Domandò Dankana alla sua amica, osservando i suoi lividi ed i suoi tagli. Per fortuna della ragazza, la guardia degli schiavi che aveva incontrato qualche settimana prima intervenne prima di lui. Avrebbe scatenato il panico se solo avesse mostrato le qualità che contraddicevano la sua razza, quindi era un bene che qualcun'altro fosse li per salvare Senter.
« Ho avuto paura. »
La giovane pianse sulla spalla del ragazzo con il volto coperto da una sciarpa, ma Dankana non potè ricambiare l'abbraccio e rimase fisso con le mani nelle tasche dei pantaloni. Quasi maledicendosi per le sue "limitazioni" fisiche.
« Ora sei al sicuro. Ma non ti voglio più vedere in casa di altri per poter rubare qualcosa di valore. Nella nostra famiglia, rubare e portare qualcosa da mangiare a casa è il mio compito. Il tuo è quello di vivere e di non rischiare la bella pelle gialla che ti ritrovi. »
Le lacrime della ragazza dai capelli viola iniziarono a bagnare la spalla e la sciarpa di Dankana. La sua pelle luminosa e piena di vita era diventata di un giallo pallido, con alcune macchie bluastre causate dai lividi. Come se non bastasse quell'evento, c'erano problemi anche palazzo reale e, buona parte dei cittadini di quel quartiere, incominciarono a preoccuparsi. Anche il gigantesco Tkall, con i due schiavi al seguito, iniziò a dirigersi in direzione del castello per poter vedere cosa stesse accadendo tra quelle mura.

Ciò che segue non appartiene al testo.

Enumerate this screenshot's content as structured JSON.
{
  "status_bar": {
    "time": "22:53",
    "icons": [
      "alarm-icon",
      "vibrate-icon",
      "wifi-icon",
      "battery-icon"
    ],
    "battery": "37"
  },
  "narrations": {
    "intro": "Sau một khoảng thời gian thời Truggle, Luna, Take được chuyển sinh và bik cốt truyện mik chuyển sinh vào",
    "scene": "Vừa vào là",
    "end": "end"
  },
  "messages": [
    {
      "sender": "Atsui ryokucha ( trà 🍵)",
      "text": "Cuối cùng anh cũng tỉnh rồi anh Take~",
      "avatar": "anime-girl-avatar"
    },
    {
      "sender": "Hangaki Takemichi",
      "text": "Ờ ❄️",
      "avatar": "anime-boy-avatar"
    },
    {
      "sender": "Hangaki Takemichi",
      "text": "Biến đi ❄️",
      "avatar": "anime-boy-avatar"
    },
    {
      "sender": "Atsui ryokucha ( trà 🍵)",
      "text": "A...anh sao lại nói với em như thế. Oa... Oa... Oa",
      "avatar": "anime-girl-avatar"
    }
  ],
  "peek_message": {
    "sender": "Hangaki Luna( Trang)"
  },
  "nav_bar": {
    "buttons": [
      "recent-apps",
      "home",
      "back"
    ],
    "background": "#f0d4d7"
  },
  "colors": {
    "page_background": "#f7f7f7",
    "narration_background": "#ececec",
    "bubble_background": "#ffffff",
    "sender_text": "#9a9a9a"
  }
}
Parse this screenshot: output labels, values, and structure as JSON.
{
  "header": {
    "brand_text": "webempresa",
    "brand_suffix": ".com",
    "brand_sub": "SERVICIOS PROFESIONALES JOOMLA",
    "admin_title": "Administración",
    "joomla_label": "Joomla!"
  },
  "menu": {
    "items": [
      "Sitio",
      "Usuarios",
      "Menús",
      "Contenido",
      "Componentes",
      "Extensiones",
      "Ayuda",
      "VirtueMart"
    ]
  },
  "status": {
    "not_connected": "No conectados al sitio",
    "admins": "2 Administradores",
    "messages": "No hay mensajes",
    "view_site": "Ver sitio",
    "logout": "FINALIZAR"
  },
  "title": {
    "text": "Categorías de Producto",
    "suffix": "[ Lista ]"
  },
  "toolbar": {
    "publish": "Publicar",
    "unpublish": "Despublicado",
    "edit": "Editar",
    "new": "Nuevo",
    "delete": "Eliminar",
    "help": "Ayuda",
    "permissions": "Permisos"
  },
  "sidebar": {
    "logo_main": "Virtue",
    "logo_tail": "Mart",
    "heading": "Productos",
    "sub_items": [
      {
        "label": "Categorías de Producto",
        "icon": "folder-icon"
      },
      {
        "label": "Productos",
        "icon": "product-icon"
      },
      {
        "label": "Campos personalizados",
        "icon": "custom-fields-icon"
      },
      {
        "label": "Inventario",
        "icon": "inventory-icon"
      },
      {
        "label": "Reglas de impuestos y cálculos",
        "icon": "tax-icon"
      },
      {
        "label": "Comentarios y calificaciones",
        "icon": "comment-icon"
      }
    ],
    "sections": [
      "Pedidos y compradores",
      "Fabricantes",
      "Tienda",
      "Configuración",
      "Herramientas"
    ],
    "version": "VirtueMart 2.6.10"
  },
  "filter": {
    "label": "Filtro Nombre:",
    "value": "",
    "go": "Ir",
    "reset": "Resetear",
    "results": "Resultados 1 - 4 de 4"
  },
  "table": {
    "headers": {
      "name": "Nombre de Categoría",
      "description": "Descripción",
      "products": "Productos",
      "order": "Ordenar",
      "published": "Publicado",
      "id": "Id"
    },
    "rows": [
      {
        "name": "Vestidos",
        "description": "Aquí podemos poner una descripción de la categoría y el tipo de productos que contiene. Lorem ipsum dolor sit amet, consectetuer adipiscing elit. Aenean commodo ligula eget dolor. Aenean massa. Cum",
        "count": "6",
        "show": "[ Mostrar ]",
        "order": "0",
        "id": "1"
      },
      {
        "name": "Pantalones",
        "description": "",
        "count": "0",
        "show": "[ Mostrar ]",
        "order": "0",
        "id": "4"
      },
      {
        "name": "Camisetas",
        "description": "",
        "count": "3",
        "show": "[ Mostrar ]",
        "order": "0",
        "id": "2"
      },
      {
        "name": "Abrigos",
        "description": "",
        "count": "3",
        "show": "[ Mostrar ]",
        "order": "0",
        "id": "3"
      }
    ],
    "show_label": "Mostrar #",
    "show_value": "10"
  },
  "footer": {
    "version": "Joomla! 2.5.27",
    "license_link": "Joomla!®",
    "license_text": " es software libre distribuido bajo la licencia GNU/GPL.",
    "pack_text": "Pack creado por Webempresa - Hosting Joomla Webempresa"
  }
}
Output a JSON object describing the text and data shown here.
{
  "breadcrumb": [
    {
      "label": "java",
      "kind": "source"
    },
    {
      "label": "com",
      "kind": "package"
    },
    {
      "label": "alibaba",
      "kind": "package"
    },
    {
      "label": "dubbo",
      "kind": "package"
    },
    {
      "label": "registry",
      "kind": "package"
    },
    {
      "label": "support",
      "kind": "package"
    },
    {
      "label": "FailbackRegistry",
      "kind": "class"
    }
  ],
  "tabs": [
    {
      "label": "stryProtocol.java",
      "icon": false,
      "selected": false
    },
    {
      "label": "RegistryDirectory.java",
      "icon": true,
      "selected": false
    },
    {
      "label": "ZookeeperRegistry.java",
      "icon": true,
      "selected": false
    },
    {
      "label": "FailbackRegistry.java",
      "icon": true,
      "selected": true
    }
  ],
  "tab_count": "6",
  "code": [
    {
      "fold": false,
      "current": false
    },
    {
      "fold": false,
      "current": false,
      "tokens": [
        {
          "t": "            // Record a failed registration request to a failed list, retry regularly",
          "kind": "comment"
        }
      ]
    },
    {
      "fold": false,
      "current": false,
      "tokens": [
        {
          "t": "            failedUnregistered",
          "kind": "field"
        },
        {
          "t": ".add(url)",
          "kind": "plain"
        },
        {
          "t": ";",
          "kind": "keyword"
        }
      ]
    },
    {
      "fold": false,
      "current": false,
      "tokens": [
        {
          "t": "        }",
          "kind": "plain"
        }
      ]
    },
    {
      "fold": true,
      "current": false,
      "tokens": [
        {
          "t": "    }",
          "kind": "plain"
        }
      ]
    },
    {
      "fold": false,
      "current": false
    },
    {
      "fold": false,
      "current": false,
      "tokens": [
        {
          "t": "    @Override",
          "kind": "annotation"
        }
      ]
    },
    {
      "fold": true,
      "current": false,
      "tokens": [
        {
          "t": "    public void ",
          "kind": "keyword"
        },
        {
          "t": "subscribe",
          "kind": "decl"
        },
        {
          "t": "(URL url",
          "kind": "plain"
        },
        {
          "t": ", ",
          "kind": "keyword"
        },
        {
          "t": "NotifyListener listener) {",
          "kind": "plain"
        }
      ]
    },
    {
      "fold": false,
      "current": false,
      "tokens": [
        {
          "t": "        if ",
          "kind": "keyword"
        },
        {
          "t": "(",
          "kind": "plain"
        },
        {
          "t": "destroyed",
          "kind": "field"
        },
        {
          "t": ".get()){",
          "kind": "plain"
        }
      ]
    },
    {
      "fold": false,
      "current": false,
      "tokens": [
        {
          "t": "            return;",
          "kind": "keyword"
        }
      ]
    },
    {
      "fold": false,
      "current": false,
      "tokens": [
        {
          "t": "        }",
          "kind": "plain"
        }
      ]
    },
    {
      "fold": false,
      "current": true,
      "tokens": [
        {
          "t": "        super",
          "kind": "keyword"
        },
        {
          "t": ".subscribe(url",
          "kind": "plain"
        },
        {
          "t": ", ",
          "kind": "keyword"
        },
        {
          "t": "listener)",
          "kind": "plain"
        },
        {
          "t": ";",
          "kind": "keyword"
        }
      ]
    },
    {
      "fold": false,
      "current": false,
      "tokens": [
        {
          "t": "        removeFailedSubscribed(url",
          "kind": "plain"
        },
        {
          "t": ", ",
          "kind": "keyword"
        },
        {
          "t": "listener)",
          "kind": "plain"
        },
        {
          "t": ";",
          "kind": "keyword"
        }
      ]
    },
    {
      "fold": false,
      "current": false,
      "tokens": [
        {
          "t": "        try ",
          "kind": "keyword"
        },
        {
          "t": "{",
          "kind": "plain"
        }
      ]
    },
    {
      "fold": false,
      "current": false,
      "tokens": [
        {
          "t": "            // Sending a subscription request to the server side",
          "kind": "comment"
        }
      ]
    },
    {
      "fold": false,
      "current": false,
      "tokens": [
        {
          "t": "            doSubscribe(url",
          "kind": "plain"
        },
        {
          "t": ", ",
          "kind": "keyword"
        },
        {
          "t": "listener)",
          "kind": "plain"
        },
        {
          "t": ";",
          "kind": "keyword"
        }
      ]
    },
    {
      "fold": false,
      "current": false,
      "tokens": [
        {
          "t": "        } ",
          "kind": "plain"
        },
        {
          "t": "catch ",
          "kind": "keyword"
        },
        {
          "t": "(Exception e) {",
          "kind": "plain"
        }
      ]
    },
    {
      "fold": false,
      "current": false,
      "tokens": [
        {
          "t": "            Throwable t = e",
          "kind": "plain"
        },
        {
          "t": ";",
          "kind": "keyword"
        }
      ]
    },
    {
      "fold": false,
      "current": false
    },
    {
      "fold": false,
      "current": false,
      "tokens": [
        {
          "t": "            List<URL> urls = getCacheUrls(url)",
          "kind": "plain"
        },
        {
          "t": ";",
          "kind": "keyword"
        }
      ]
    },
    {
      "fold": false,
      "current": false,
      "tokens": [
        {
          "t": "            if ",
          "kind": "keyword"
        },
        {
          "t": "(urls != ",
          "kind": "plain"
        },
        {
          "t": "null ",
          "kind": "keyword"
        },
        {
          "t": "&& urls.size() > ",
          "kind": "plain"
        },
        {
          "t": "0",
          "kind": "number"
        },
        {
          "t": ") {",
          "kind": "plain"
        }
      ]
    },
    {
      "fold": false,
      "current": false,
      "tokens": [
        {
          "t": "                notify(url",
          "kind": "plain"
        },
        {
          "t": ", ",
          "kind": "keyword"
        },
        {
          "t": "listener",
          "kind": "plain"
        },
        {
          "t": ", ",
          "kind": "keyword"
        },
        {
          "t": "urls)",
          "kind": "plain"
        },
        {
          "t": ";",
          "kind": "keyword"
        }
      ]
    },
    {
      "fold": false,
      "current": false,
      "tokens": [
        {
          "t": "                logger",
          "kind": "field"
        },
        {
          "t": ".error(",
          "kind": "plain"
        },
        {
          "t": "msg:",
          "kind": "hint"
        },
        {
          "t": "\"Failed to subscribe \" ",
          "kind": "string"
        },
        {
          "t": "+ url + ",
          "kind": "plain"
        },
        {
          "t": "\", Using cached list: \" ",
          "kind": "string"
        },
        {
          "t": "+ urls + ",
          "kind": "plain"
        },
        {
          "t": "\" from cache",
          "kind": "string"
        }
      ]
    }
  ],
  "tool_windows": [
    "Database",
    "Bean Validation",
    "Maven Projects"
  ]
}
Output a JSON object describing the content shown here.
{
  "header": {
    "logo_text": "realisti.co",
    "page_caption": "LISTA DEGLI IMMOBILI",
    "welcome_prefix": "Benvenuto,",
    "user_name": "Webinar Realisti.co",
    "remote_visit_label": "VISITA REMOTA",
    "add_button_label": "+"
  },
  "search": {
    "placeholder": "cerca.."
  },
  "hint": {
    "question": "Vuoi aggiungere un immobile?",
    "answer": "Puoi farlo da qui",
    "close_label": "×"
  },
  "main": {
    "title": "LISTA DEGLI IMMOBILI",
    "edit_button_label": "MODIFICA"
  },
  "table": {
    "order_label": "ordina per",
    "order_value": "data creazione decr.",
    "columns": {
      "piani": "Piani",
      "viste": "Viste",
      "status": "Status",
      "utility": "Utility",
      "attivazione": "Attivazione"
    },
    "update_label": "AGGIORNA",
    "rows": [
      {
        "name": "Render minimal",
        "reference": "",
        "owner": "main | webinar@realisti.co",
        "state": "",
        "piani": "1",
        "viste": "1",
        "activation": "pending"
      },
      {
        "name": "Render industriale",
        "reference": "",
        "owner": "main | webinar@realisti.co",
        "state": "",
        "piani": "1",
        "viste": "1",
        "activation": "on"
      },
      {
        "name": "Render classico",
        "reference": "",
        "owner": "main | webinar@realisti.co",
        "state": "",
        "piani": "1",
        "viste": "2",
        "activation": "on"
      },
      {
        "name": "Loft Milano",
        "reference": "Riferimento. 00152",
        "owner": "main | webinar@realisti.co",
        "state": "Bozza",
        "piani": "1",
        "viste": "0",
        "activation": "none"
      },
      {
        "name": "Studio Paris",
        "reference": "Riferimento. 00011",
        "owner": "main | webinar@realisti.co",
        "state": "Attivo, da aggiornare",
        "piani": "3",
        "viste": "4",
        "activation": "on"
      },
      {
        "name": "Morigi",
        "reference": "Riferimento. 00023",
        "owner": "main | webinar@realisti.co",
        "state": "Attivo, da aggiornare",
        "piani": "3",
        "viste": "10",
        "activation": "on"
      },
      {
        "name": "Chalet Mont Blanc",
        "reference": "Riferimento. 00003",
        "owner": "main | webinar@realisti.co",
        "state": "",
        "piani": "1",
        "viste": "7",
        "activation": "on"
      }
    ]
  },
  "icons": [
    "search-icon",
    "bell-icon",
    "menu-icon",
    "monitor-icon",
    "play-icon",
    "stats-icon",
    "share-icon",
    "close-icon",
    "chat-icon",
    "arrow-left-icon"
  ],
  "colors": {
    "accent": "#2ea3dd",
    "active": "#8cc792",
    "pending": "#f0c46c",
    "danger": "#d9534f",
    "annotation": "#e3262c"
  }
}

Dankana, in debito per la prima volta in tutta la sua vita con un abitante di Kyria, non poteva non seguirli e non dare una mano a quel gigantesco soldato verde.
« Ora dirigiti verso casa. Io ti raggiungo più tardi. »
Disse all'amica esortandola ad alzarsi e a smettere di piangere.
« Non vieni con me? »
Domandò ancora non gli occhi lucidi.
« Non posso, devo ricambiare subito il favore con colui che ti ha difeso e con quegli schiavi che mi hanno aiutato tempo fa a scappare dalle guardie. Non voglio che gli accada nulla di male. »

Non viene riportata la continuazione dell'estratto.